What is an error?

In response to the high rate of preventable morbidities and mortalities in hospitals, patient safety and quality initiatives have focused on the study of adverse events and errors, and their interactions.

As per the World Health Organization guidelines, an “adverse event” (AE) is defined as “any deviation from usual medical care that causes an injury to the patient or poses a risk of harm”. In specific, an event may result in “prolonged hospital stay, disability at the time of discharge or death” and is caused by healthcare management rather than the underlying medical condition. Preventable AEs are the result of error; while non-preventable AEs may be due to an unavoidable reaction or side-effect of treatment that is outside the healthcare provider’s ability to mitigate. Adverse events pose an economic burden on the healthcare system due to the additional costs of readmission, re-operation, lengthened hospital stays, hospital staffing, and subsequent litigation.

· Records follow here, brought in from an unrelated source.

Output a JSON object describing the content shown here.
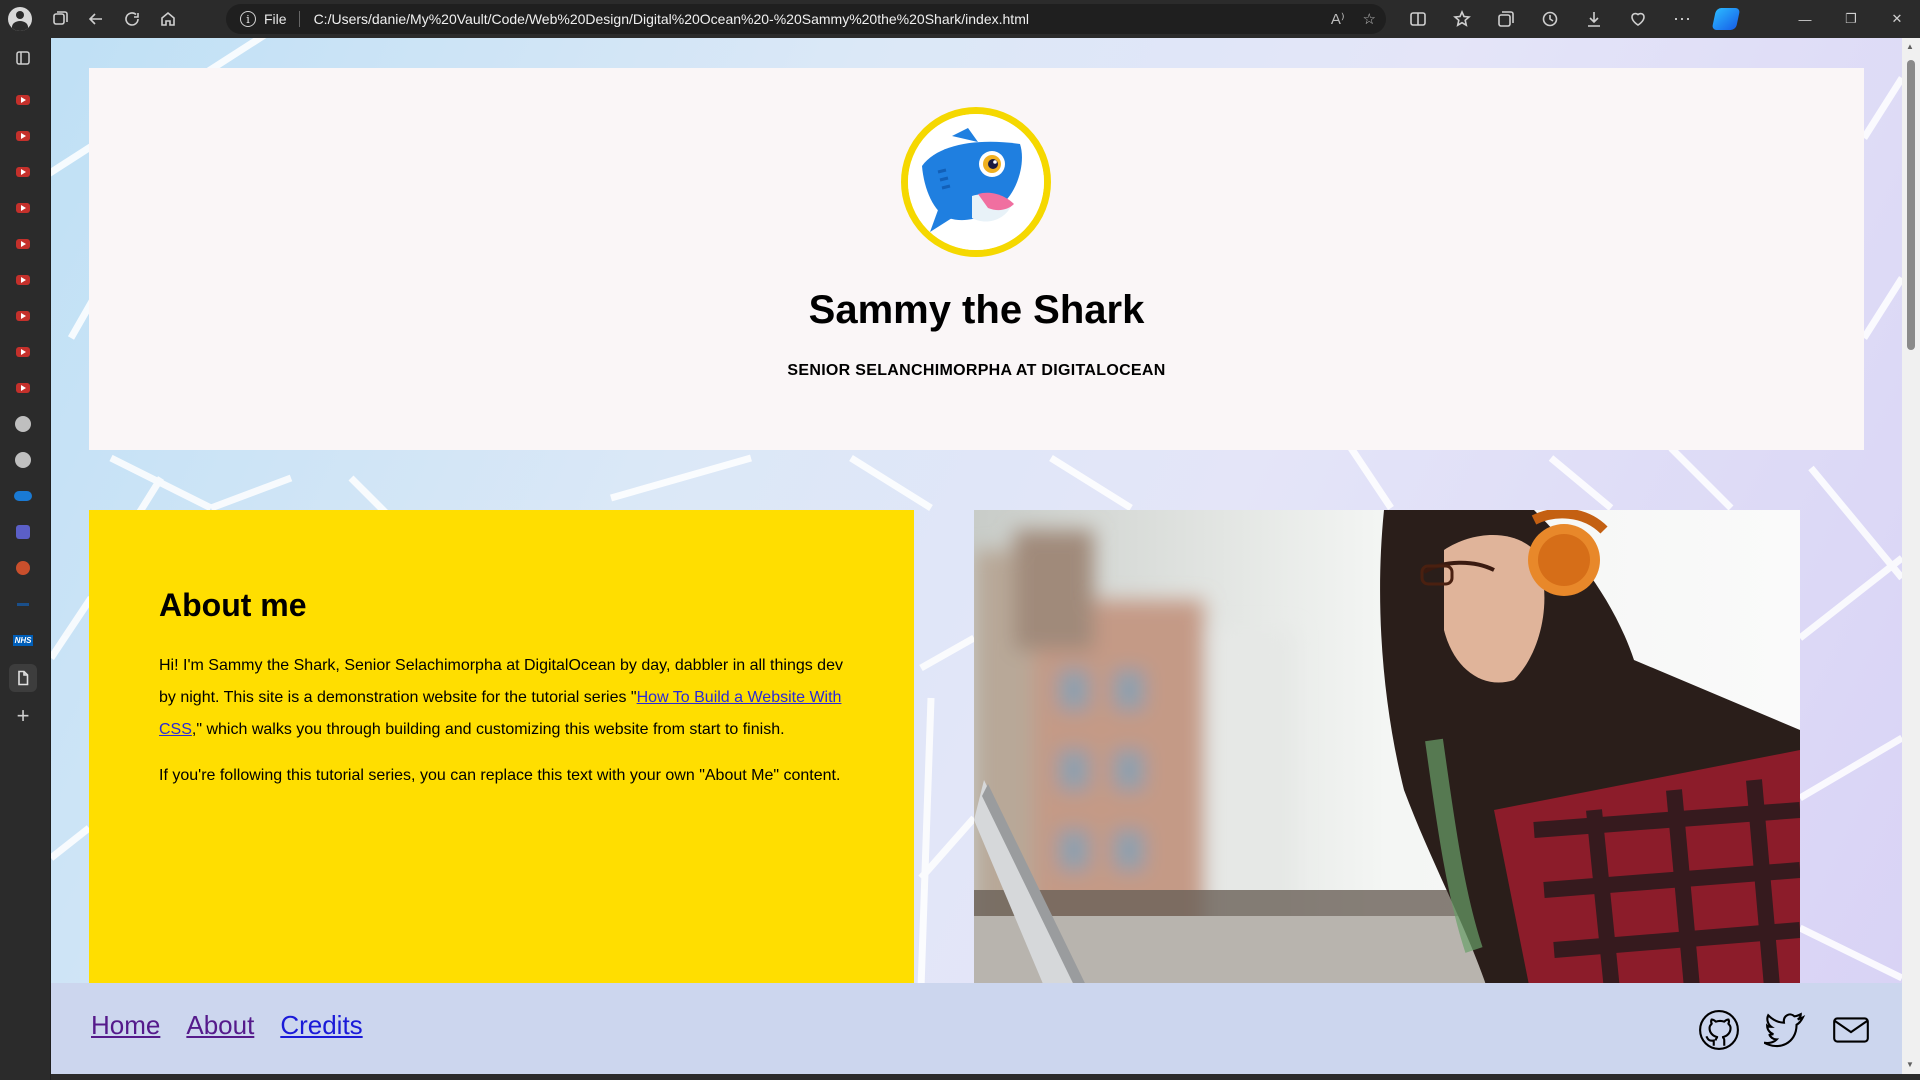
{
  "browser": {
    "scheme_label": "File",
    "url": "C:/Users/danie/My%20Vault/Code/Web%20Design/Digital%20Ocean%20-%20Sammy%20the%20Shark/index.html",
    "read_aloud_label": "A⁾"
  },
  "header": {
    "title": "Sammy the Shark",
    "subtitle": "SENIOR SELANCHIMORPHA AT DIGITALOCEAN"
  },
  "about": {
    "heading": "About me",
    "para1_before": "Hi! I'm Sammy the Shark, Senior Selachimorpha at DigitalOcean by day, dabbler in all things dev by night. This site is a demonstration website for the tutorial series \"",
    "para1_link": "How To Build a Website With CSS",
    "para1_after": ",\" which walks you through building and customizing this website from start to finish.",
    "para2": "If you're following this tutorial series, you can replace this text with your own \"About Me\" content."
  },
  "footer": {
    "nav": [
      "Home",
      "About",
      "Credits"
    ],
    "social_icons": [
      "github-icon",
      "twitter-icon",
      "email-icon"
    ]
  },
  "colors": {
    "accent_yellow": "#ffde00",
    "header_bg": "#faf6f7",
    "footer_bg": "#ccd6ee",
    "link_visited": "#551a8b",
    "link": "#1a1ad8"
  }
}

“Errors” are what drive preventable AEs and can be defined as a mechanism of deviated task execution, or “the failure of a planned action to be completed as intended [error of execution] or the use of a wrong plan to achieve an aim [error of planning]” as reported by the Institute of Medicine. An error may be either a commission or omission of an action, and may be categorized as “consequential” or “inconsequential”; “active” or “latent”. Active errors are the unsafe acts committed by frontline healthcare providers, and can be identified in the form of slips, lapses, mistakes and procedural violations. Their effects are often consequential, recognized immediately, and directly affect patient care. Latent errors, contrarily, are underlying failures in the system that are often inconsequential and difficult to detect but create local conditions that can lead to AEs. Examples of latent errors include poor OR design, incorrect equipment installation, heavy workloads, inadequate supervision and hospital staffing. While latent errors rarely have a direct and immediate impact on patient care, a combination of both latent and active errors can result in serious adverse patient outcomes.

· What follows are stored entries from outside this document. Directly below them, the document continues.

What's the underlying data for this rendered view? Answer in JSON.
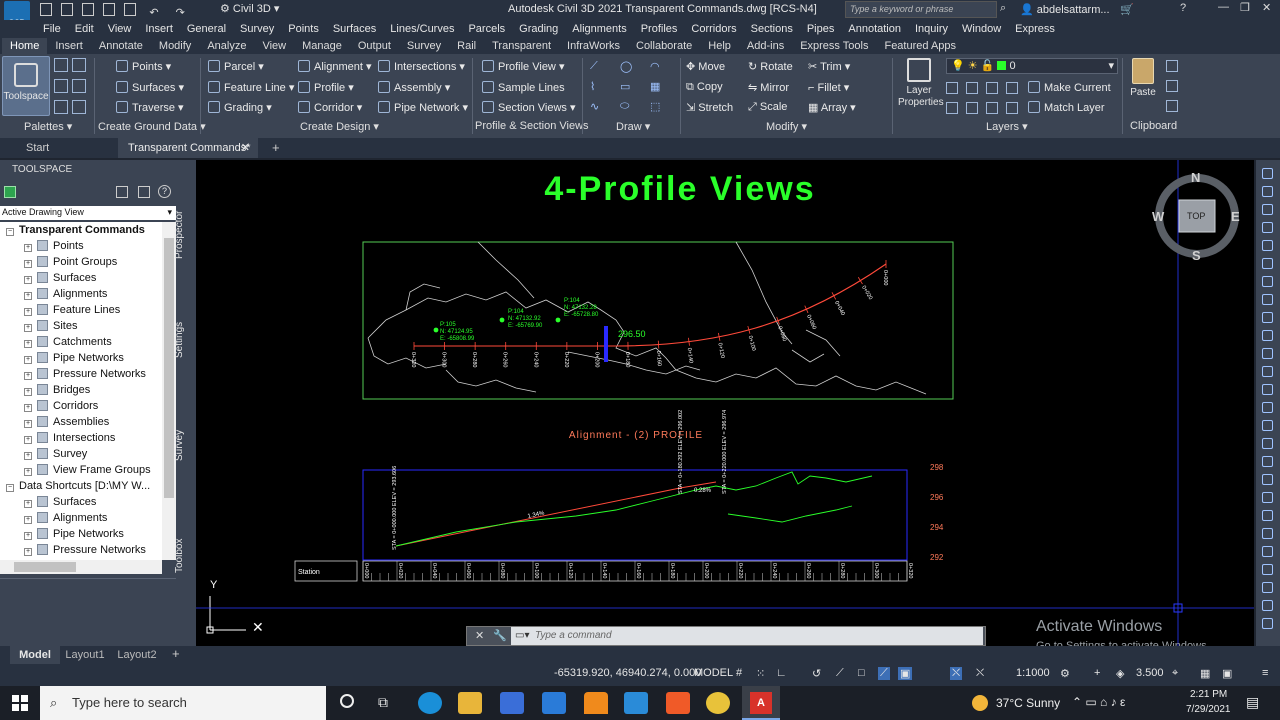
{
  "title_bar": {
    "app_menu": "C3D",
    "workspace": "Civil 3D",
    "title": "Autodesk Civil 3D 2021    Transparent Commands.dwg [RCS-N4]",
    "search_placeholder": "Type a keyword or phrase",
    "user": "abdelsattarm..."
  },
  "menu": [
    "File",
    "Edit",
    "View",
    "Insert",
    "General",
    "Survey",
    "Points",
    "Surfaces",
    "Lines/Curves",
    "Parcels",
    "Grading",
    "Alignments",
    "Profiles",
    "Corridors",
    "Sections",
    "Pipes",
    "Annotation",
    "Inquiry",
    "Window",
    "Express"
  ],
  "ribbon_tabs": [
    "Home",
    "Insert",
    "Annotate",
    "Modify",
    "Analyze",
    "View",
    "Manage",
    "Output",
    "Survey",
    "Rail",
    "Transparent",
    "InfraWorks",
    "Collaborate",
    "Help",
    "Add-ins",
    "Express Tools",
    "Featured Apps"
  ],
  "ribbon": {
    "toolspace": "Toolspace",
    "palettes": "Palettes",
    "create_ground": {
      "label": "Create Ground Data",
      "points": "Points",
      "surfaces": "Surfaces",
      "traverse": "Traverse"
    },
    "create_design": {
      "label": "Create Design",
      "parcel": "Parcel",
      "feature_line": "Feature Line",
      "grading": "Grading",
      "alignment": "Alignment",
      "profile": "Profile",
      "corridor": "Corridor",
      "intersections": "Intersections",
      "assembly": "Assembly",
      "pipe_network": "Pipe Network"
    },
    "profile_section": {
      "label": "Profile & Section Views",
      "profile_view": "Profile View",
      "sample_lines": "Sample Lines",
      "section_views": "Section Views"
    },
    "draw": {
      "label": "Draw"
    },
    "modify": {
      "label": "Modify",
      "move": "Move",
      "rotate": "Rotate",
      "trim": "Trim",
      "copy": "Copy",
      "mirror": "Mirror",
      "fillet": "Fillet",
      "stretch": "Stretch",
      "scale": "Scale",
      "array": "Array"
    },
    "layers": {
      "label": "Layers",
      "layer_properties": "Layer Properties",
      "layer_value": "0",
      "make_current": "Make Current",
      "match_layer": "Match Layer"
    },
    "clipboard": {
      "label": "Clipboard",
      "paste": "Paste"
    }
  },
  "doc_tabs": {
    "start": "Start",
    "active": "Transparent Commands*"
  },
  "toolspace": {
    "header": "TOOLSPACE",
    "view_select": "Active Drawing View",
    "tree": [
      {
        "label": "Transparent Commands",
        "level": 0,
        "bold": true
      },
      {
        "label": "Points",
        "level": 1
      },
      {
        "label": "Point Groups",
        "level": 1
      },
      {
        "label": "Surfaces",
        "level": 1
      },
      {
        "label": "Alignments",
        "level": 1
      },
      {
        "label": "Feature Lines",
        "level": 1
      },
      {
        "label": "Sites",
        "level": 1
      },
      {
        "label": "Catchments",
        "level": 1
      },
      {
        "label": "Pipe Networks",
        "level": 1
      },
      {
        "label": "Pressure Networks",
        "level": 1
      },
      {
        "label": "Bridges",
        "level": 1
      },
      {
        "label": "Corridors",
        "level": 1
      },
      {
        "label": "Assemblies",
        "level": 1
      },
      {
        "label": "Intersections",
        "level": 1
      },
      {
        "label": "Survey",
        "level": 1
      },
      {
        "label": "View Frame Groups",
        "level": 1
      },
      {
        "label": "Data Shortcuts [D:\\MY W...",
        "level": 0
      },
      {
        "label": "Surfaces",
        "level": 1
      },
      {
        "label": "Alignments",
        "level": 1
      },
      {
        "label": "Pipe Networks",
        "level": 1
      },
      {
        "label": "Pressure Networks",
        "level": 1
      }
    ],
    "side_tabs": [
      "Prospector",
      "Settings",
      "Survey",
      "Toolbox"
    ]
  },
  "drawing": {
    "heading": "4-Profile Views",
    "profile_title": "Alignment - (2) PROFILE",
    "station_label": "Station",
    "point_labels": [
      {
        "id": "P:104",
        "n": "N: 47132.28",
        "e": "E: -65728.80"
      },
      {
        "id": "P:104",
        "n": "N: 47132.92",
        "e": "E: -65769.90"
      },
      {
        "id": "P:105",
        "n": "N: 47124.95",
        "e": "E: -65808.99"
      }
    ],
    "offset_label": "296.50",
    "elev_ticks": [
      "298",
      "296",
      "294",
      "292"
    ],
    "grade_1": "1.34%",
    "grade_2": "0.28%",
    "pvi_1": "STA = 0+000.000  ELEV = 293.606",
    "pvi_2": "STA = 0+180.292  ELEV = 296.002",
    "pvi_3": "STA = 0+220.000  ELEV = 296.974",
    "plan_stations": [
      "0+320",
      "0+300",
      "0+280",
      "0+260",
      "0+240",
      "0+220",
      "0+200",
      "0+180",
      "0+160",
      "0+140",
      "0+120",
      "0+100",
      "0+080",
      "0+060",
      "0+040",
      "0+020",
      "0+000"
    ],
    "profile_stations": [
      "0+000",
      "0+020",
      "0+040",
      "0+060",
      "0+080",
      "0+100",
      "0+120",
      "0+140",
      "0+160",
      "0+180",
      "0+200",
      "0+220",
      "0+240",
      "0+260",
      "0+280",
      "0+300",
      "0+320"
    ]
  },
  "viewcube": {
    "n": "N",
    "s": "S",
    "e": "E",
    "w": "W",
    "top": "TOP"
  },
  "command": {
    "placeholder": "Type a command"
  },
  "watermark": {
    "line1": "Activate Windows",
    "line2": "Go to Settings to activate Windows."
  },
  "layout_tabs": [
    "Model",
    "Layout1",
    "Layout2"
  ],
  "status": {
    "coords": "-65319.920, 46940.274, 0.000",
    "model": "MODEL",
    "scale": "1:1000",
    "value": "3.500"
  },
  "taskbar": {
    "search_placeholder": "Type here to search",
    "weather": "37°C  Sunny",
    "time": "2:21 PM",
    "date": "7/29/2021"
  },
  "colors": {
    "accent_green": "#2aff2a",
    "profile_red": "#ff4a3a",
    "axis_blue": "#2a2aff"
  }
}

Potential AEs are identified as “near-misses”, which are events that could have harmed the patient but did not due to either chance or timely intervention. While near-misses do not result in patient harm, it is believed that they share the same underlying factors as adverse events that do affect the patient. According to patient safety sources, near misses occur 3-300 times more often than adverse events. In a multicenter UK study, it was shown that only 2% of incident reports (n=30,000) were associated with a major adverse event for the patient – the remainder of the incidents were either minor events or near-misses. Occurring more frequently than adverse events, near-misses provide a valuable source of data for the study of nature and underlying causes of events.